The present level of the Forum is many feet lower than that of its immediate surroundings. During the three thousand years that separate us from the beginnings of the city the valleys have been gradually filling through the accumulation of debris of ruined buildings, the washings of earth from the surrounding hills, and various other means. Recently scholars have excavated nearly the whole Forum down to the earliest level, laying bare the lower parts of buildings, the earlier pavements, altars, a primeval cemetery, and many other objects. Nearly everything found has been identified and clothed in the historical imagination with the associations of the time when it had a purpose and a meaning. But the spot, once the abode of intense life, is now still; it seems the burial place of a dead society and government; state officials keep drowsy guard over the remains. Tourist and scholar walk undisturbed through this sepulcher of a mighty empire, their senses awakened to the ancient life only by the rush of waters through the subterranean Cloaca Maxima, and to the life of our day by the roses, geraniums, and wild Italian flowers that grow luxuriantly wherever a bit of soil is left.
THE ARCH OF TITUS
Beyond the Forum and on the summit of the ridge known as the Velia is the Arch of Titus. We can read the inscription: SENATUS POPULUSQUE ROMANUS DIVO TITO DIVI VESPASIANI F. VESPASIANO AUGUSTO (The senate and people of Rome (dedicated this arch) to the deified Titus Vespasianus Augustus, son of the deified Vespasianus.) Consider this inscription. Both the Greeks and the Romans propitiated the spirits of the dead with sacrifice and prayer. The founder of a city or any specially great benefactor of the community they venerated after death as a hero, a being intermediate in dignity and power between man and the gods.

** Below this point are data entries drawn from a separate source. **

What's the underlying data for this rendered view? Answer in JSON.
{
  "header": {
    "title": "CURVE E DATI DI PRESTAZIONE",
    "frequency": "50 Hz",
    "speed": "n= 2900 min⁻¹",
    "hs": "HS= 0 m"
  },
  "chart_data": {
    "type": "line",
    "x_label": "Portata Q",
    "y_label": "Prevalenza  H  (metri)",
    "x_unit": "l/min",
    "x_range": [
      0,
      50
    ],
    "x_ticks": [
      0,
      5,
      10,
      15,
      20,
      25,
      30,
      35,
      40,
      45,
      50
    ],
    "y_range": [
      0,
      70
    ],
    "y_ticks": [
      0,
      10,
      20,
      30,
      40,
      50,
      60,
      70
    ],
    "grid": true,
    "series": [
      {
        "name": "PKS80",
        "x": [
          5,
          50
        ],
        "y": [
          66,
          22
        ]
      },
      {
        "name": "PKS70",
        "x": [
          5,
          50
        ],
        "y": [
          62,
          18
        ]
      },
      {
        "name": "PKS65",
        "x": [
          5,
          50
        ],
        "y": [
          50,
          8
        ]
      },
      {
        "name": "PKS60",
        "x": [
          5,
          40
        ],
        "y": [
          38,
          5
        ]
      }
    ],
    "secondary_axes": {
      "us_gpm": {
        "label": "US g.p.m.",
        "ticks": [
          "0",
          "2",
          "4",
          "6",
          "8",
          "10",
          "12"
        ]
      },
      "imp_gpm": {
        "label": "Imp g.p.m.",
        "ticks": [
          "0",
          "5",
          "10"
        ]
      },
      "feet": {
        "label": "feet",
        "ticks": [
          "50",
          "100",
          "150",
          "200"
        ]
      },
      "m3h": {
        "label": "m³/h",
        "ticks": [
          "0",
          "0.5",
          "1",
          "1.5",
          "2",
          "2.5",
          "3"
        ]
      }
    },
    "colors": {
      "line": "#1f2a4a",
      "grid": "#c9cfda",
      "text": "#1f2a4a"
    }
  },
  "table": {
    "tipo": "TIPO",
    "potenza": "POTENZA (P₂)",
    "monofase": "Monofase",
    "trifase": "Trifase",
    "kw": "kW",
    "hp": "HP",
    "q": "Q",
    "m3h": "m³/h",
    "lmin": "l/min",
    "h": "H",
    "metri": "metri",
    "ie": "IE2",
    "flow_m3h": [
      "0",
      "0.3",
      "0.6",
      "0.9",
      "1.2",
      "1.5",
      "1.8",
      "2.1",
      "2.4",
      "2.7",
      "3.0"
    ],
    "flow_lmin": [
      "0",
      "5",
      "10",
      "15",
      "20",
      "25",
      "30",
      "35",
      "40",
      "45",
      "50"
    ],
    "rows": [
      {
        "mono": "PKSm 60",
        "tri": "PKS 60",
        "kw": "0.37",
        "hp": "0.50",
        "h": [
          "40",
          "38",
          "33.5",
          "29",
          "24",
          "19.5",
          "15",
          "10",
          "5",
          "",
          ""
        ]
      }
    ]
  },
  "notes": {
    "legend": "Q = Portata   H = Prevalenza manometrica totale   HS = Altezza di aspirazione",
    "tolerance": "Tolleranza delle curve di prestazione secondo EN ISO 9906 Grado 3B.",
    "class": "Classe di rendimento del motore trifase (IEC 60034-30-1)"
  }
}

THE COLOSSEUM FROM THE NORTH
It was with this idea that the senate by decree deified (more strictly, heroized) a deceased emperor who seemed to that body to have been a specially worthy ruler. Thus they had deified Vespasian, and after him his son and successor Titus. This arch, therefore, was dedicated by the senate and people to the memory of Emperor Titus after his death. A monument of the kind commemorated a victory so great as to entitle the general to a triumph,—a procession of the victorious commander and his army along the Sacred Way, past the Forum, and up the Capitol to the temple of Jupiter on the summit. The spoils of war were carried in the procession, while games and other festivities rejoiced the hearts of the populace.
This arch is a memorial of the war waged by Titus against the Jews, in which he besieged and destroyed Jerusalem, their holy city. During the conflict the Jews resisted with superhuman energy; and when everything was lost they killed one another and their wives and children as the lot determined, in order not to be slaves. The fame of their heroism is as imperishable as the military renown of the conqueror. The triumphal arch, accordingly, represents the slaughter of innocent people, the crushing of national liberty, the brutal sacking of cities, the merciless sale of captives into slavery. While casting this gloomy shadow, it reflects on the sunlit side the glory of victory and the extension and solidification of Roman power.
THE COLOSSEUM
This immense amphitheater was built by Vespasian and dedicated by Titus. It is a gigantic oval four stories in height. From the north side, which is still nearly intact, the first three stories present simply a series of arcades; the fourth story is a closed wall. Four entrances lead into the arena; seventy-six others into vaulted corridors, whence the spectators passed up various stairways to their seats, which extended in tiers from near the floor to the top of the highest story. The seats have disappeared, but careful measurement places the capacity at 45,000, with standing room for perhaps 5,000 more. Hidden from view were the cages of wild beasts and the cells for gladiators, and beneath the arena were machines for elevating animals to the surface.